Paulo E. Vanzolini, Charles W. Myers
Bulletin of the American Museum of Natural History 2015 (395), 1-155, (26 June 2015) https://doi.org/10.1206/910.1
Prince Maximilian of Wied made important collections of reptiles and other vertebrate animals during pioneering expeditions to Brazil and North America. These were purchased for the American Museum in 1869. The present paper emphasizes Brazilian materials collected in 1815–1817.
Prince Maximilian (aka Wied, Neuwied, and Prince Max) published extensively on this collection, especially in the Beiträge zur Naturgeschichte von Brasilien (“Contributions to the natural history of Brazil, 1825–1833”)—a meticulous account of the species collected—and in Abbildungen zur Naturgeschichte Brasiliens (“Illustrations of the natural history of Brazil, 1822–1832”).
The unnumbered folio plates of the Abbildungen are so important, and so difficult to access, that the herpetological ones are resized and reprinted herein. These hand-colored plates are rare (only 300 of each were produced) and are reproduced herein “as is” with arbitrary plate numbers 1–56; this numbering approximates the organization of the present work and also the order of species presentation in volume 1 of the Beiträge.
When received at AMNH, the herpetological specimens were accompanied by the Prince’s handwritten manuscript list, dated 1860, with 441 numbered items. The list is not a specimen catalog but a useful index to the collection, as indicated by its title: Verzeichniss der Reptilien-Sammlung nach Duméril, Bibron, und Jan. It includes separately numbered lists of genera and of species in the collections and therefore corresponds to taxa, not to actual specimens.
Wied did not designate types, a concept not yet established; Wied, types, like Linnaean types, must be identified retrospectively. Our objective has been to identify the surviving types of Brazilian reptiles and amphibians in the Maximilian collection. Our starting point was forcibly the Beiträge, a work of singularly modern conformation. It may contain for each species a synonymy, a description, measurements, meristic data, and a discussion of distribution.
The criteria for decision on the identification of types were fourfold: the description, the measurements, the scale counts, and the Abbildungen plates. A total of 21 primary type specimens were thus identified in the Wied collection (including some originally identified as types or cotypes). These include 15 holotypes (mostly newly identified) and six lectotypes (mostly newly designated).

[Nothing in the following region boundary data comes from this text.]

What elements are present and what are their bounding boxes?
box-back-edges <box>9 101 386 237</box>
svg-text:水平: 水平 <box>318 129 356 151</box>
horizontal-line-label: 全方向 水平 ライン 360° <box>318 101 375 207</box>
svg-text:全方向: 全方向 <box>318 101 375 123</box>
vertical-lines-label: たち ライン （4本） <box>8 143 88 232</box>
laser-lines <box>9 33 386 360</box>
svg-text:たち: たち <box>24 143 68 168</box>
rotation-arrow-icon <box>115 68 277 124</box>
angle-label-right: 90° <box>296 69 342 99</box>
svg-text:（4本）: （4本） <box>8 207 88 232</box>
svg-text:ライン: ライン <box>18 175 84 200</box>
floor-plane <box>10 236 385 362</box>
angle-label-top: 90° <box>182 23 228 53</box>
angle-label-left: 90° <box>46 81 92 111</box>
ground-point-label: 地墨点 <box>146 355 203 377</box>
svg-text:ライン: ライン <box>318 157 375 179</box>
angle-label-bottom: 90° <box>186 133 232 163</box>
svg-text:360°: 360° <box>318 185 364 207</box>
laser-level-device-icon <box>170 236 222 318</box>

However, Wied had named about 61 species from his Brazilian collection, so approximately 40 primary type specimens of reptiles and amphibians are missing. Most of these never reached the American Museum; many had disappeared in Europe before Maximilian had started writing his 1860 manuscript catalogue. Wied wrote that he had been unable to preserve several specimens; some of the others may be in European museums or possibly in the remaining collection of his friend Blasius Merrem at the University of Marburg.